The present status of the three-dimensional inverse-scattering method with supersymmetric transformations is reviewed for the coupled-channel case. We first revisit in a pedagogical way the single-channel case, where the supersymmetric approach is shown to provide a complete, efficient and elegant solution to the inverse-scattering problem for the radial Schrödinger equation with short-range interactions. A special emphasis is put on the differences between conservative and non-conservative transformations, i.e. transformations that do or do not conserve the behaviour of solutions of the radial Schrödinger equation at the origin. In particular, we show that for the zero initial potential, a non-conservative transformation is always equivalent to a pair of conservative transformations. These single-channel results are illustrated on the inversion of the neutron–proton triplet eigenphase shifts for the S- and D-waves. We then summarize and extend our previous works on the coupled-channel case, i.e. on systems of coupled radial Schrödinger equations, and stress remaining difficulties and open questions of this problem by putting it in perspective with the single-channel case. We mostly concentrate on two-channel examples to illustrate general principles while keeping mathematics as simple as possible.

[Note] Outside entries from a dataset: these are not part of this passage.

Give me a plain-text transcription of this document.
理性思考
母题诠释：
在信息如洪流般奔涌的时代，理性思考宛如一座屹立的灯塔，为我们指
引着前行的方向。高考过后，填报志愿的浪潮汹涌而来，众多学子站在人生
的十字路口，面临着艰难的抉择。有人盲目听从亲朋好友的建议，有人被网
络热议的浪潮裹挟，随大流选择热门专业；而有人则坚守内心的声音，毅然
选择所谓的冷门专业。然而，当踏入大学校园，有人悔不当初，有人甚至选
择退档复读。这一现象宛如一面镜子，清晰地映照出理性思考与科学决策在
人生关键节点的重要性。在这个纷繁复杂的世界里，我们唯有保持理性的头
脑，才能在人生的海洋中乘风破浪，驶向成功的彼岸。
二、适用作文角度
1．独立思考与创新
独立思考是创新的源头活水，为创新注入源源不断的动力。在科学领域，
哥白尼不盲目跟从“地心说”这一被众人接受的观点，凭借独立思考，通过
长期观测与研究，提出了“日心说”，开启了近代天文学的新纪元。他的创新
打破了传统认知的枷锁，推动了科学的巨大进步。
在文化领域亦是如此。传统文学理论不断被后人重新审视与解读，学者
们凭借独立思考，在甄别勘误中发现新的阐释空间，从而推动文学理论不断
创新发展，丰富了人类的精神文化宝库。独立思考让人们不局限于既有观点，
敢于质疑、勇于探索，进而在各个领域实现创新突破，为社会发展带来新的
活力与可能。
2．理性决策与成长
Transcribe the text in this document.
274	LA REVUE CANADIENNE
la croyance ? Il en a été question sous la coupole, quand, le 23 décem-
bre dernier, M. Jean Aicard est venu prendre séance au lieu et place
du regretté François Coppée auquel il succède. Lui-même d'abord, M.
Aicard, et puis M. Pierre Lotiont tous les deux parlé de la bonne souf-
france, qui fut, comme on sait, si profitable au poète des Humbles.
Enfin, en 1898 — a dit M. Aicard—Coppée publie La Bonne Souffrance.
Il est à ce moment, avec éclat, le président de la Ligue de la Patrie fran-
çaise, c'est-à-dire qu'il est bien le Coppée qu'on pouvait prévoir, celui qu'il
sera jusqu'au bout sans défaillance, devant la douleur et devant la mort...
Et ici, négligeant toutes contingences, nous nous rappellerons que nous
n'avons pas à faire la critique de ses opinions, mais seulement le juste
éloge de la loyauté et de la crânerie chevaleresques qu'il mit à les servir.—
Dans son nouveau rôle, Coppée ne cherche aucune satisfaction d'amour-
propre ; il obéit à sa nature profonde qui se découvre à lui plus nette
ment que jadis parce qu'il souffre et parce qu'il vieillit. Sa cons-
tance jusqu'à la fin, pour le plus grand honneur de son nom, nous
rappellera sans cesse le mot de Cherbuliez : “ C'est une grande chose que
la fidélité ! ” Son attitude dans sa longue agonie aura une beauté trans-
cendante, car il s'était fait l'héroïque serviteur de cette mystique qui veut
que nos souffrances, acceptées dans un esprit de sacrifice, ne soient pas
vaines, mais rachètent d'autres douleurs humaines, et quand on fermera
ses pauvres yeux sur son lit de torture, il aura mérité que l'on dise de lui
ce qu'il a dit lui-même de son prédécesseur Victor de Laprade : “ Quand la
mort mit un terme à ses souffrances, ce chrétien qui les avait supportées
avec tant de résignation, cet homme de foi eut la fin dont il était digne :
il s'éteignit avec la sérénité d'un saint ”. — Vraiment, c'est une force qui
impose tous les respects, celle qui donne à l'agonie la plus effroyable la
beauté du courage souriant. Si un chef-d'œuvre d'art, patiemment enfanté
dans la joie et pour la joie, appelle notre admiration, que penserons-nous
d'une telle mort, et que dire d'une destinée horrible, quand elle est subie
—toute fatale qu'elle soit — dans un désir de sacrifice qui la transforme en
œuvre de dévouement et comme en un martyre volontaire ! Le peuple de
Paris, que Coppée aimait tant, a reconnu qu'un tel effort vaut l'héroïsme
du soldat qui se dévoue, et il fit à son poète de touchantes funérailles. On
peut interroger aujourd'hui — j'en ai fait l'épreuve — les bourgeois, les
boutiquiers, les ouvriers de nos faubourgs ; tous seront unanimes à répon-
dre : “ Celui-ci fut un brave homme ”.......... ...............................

In particular, we discuss the important difference between the equal-threshold and different-threshold problems. For equal thresholds, conservative transformations can provide non-diagonal Jost and scattering matrices. Iterations of such transformations in the two-channel case are studied and shown to lead to practical algorithms for inversion. A convenient particular technique where the mixing parameter can be fitted without modifying the eigenphases is developed with iterations of pairs of conjugate transformations. This technique is applied to the neutron–proton triplet S–D scattering matrix, for which exactly-solvable matrix potential models are constructed. For different thresholds, conservative transformations do not seem to be able to provide a non-trivial coupling between channels. In contrast, a single non-conservative transformation can generate coupled-channel potentials starting from the zero potential and is a promising first step towards a full solution to the coupled-channel inverse problem with threshold differences.